Бенедикт Сарнов - Маяковский. Самоубийство
— Что ты почувствовала во время первой встречи? Ты на него произвела впечатление?
— Я прекрасно отдавала себе отчет, что все в его жизни переменилось. Я сразу это почувствовала. Все было так нежно, так бережно. В первую встречу — было холодно — он снял свое пальто в такси и укутал мои ноги — такие мелочи. Когда на другой день мы обедали, все его внимание было сосредоточено на мне, и я вдруг поняла, что стала центром его внимания. Было неизвестно, во что это выльется, но что я стала центром его внимания — это факт.
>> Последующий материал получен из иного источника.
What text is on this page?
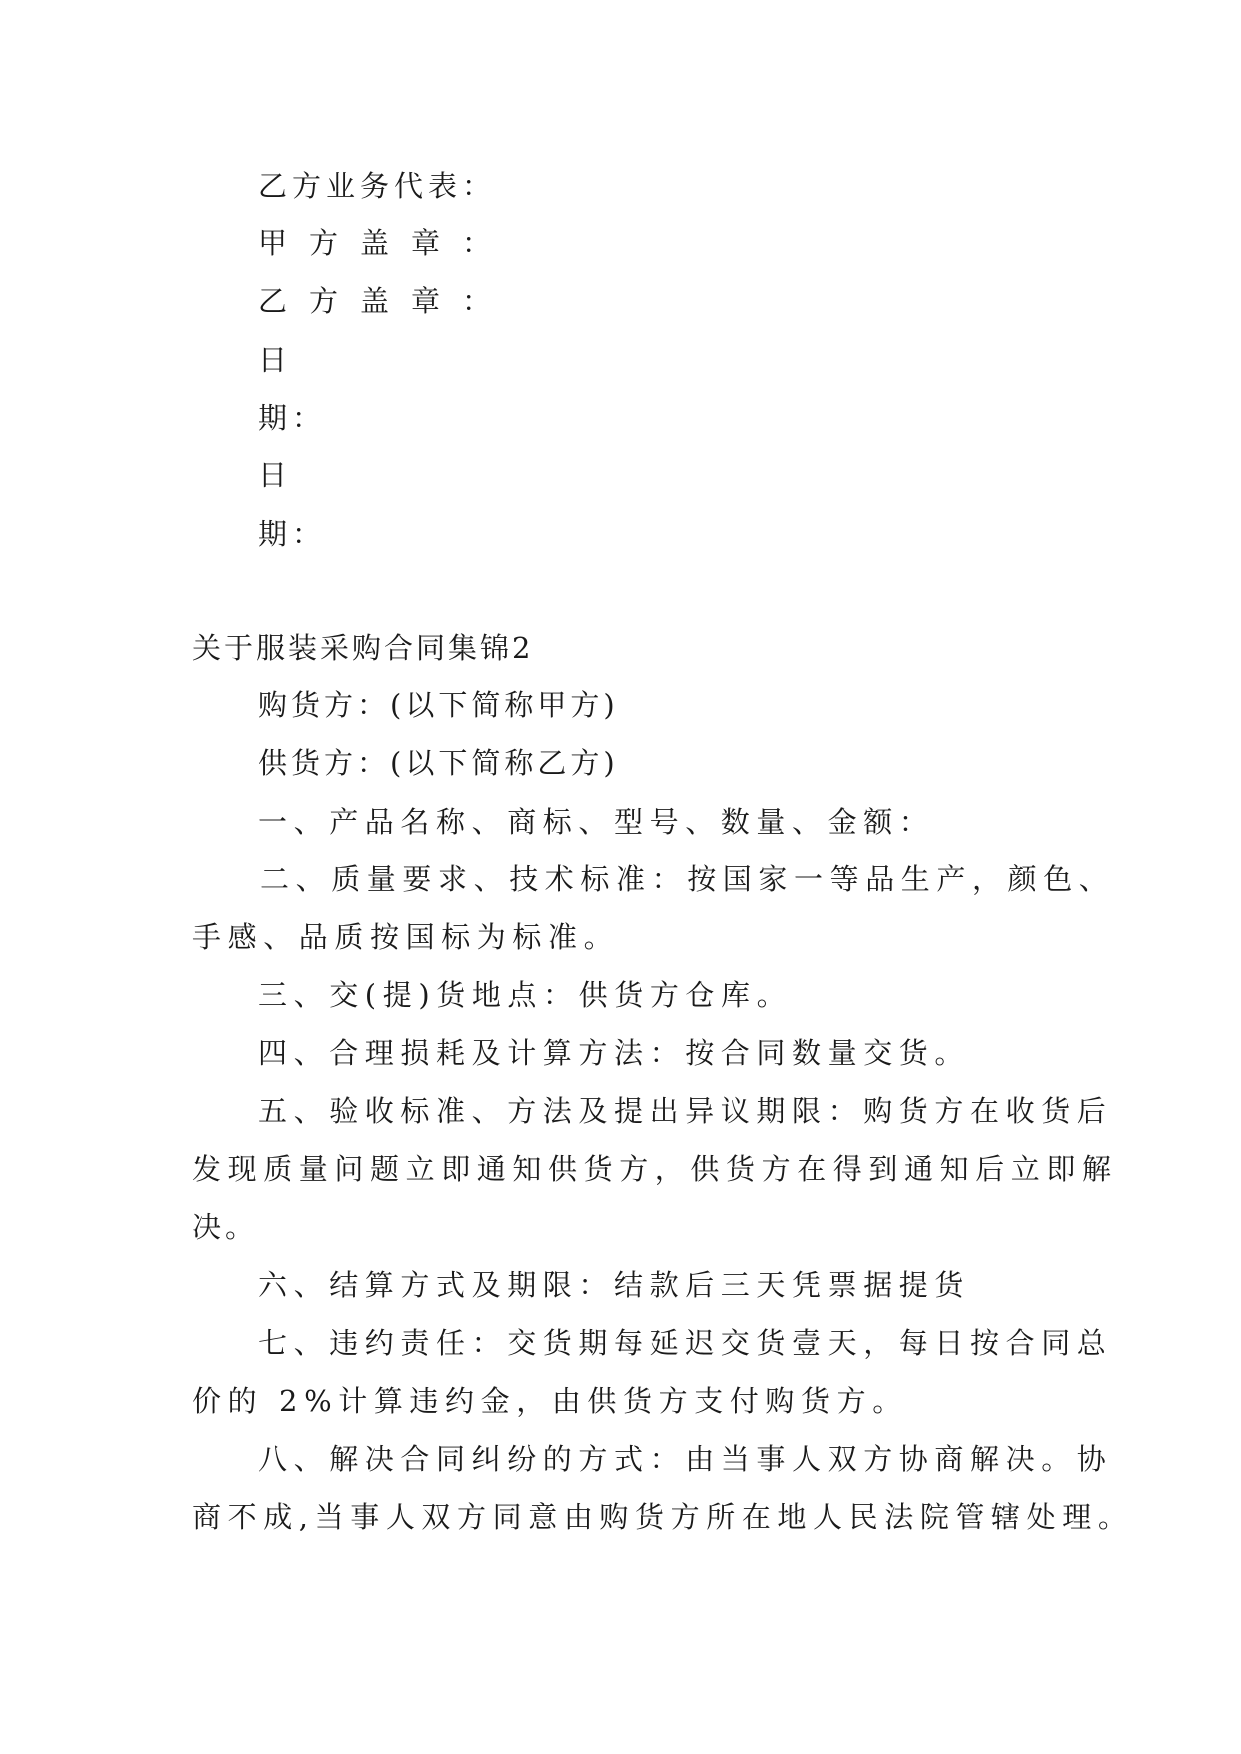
乙方业务代表：
甲方盖章：
乙方盖章：
日
期：
日
期：
关于服装采购合同集锦2
购货方：(以下简称甲方)
供货方：(以下简称乙方)
一、产品名称、商标、型号、数量、金额：
二、质量要求、技术标准：按国家一等品生产，颜色、
手感、品质按国标为标准。
三、交(提)货地点：供货方仓库。
四、合理损耗及计算方法：按合同数量交货。
五、验收标准、方法及提出异议期限：购货方在收货后
发现质量问题立即通知供货方，供货方在得到通知后立即解
决。
六、结算方式及期限：结款后三天凭票据提货
七、违约责任：交货期每延迟交货壹天，每日按合同总
价的 2%计算违约金，由供货方支付购货方。
八、解决合同纠纷的方式：由当事人双方协商解决。协
商不成,当事人双方同意由购货方所在地人民法院管辖处理。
— Но Эльза это тоже могла заметить?
— Она была в восторге — «У Тани будет флирт!» Она думала, что ничего серьезного не будет, пойдем несколько раз в синема, пообедаем и т. д. Она ничего не ожидала такого… особого… Но когда она услышала — «Ураган, огонь, вода / подступают в ропоте. / Кто сумеет совладать? / Можете? Попробуйте»… — тогда Эльза пришла в ужас, это было как удар по голове! Она совершенно не знала, как оправдаться перед сестрой. Маяковский сказал, что он не собирается скрывать от Лили эту историю. Он и не скрывал. Он, как приехал в Москву, стал ей читать стихи.
— Но до стихов было еще далеко…
— Что за глупости, он эти стихи написал в Париже через две или три недели. Мы тогда виделись шесть недель. Он уже тогда читал их всем. Из Парижа он послал «Письмо товарищу Кострову о сущности любви», чего я просила не делать, так как оно будет плохо принято, и оно было действительно плохо принято.
— Как это можно назвать — ухаживание, роман, любовь с его стороны?
— Это был роман, мы виделись каждый день. Встречались чаще всего в «Куполь».
— О чем вы говорили?
— О литературе, о поэзии… Очень трудно вспомнить, о чем говорили. Я до сих пор не понимаю, по каким делам он был в Париже — по издательским, в командировке? Он ездил в Париж, в Берлин, в Мексику для впечатлений, да и — «Простите меня, товарищи, / с присущей душевной ширью, / что часть на Париж отпущенных строф / на лирику я растранжирил».
— Ты ходила на его выступления?
— Конечно. Там бывали буквально все артисты Монпарнаса. Он читал много. Но громадный успех имело «Солнце» и «Облако в штанах». Публика бывала не только русская. Я помню, приходил Гастон Бержери, который уже был министром, я ему переводила, как могла.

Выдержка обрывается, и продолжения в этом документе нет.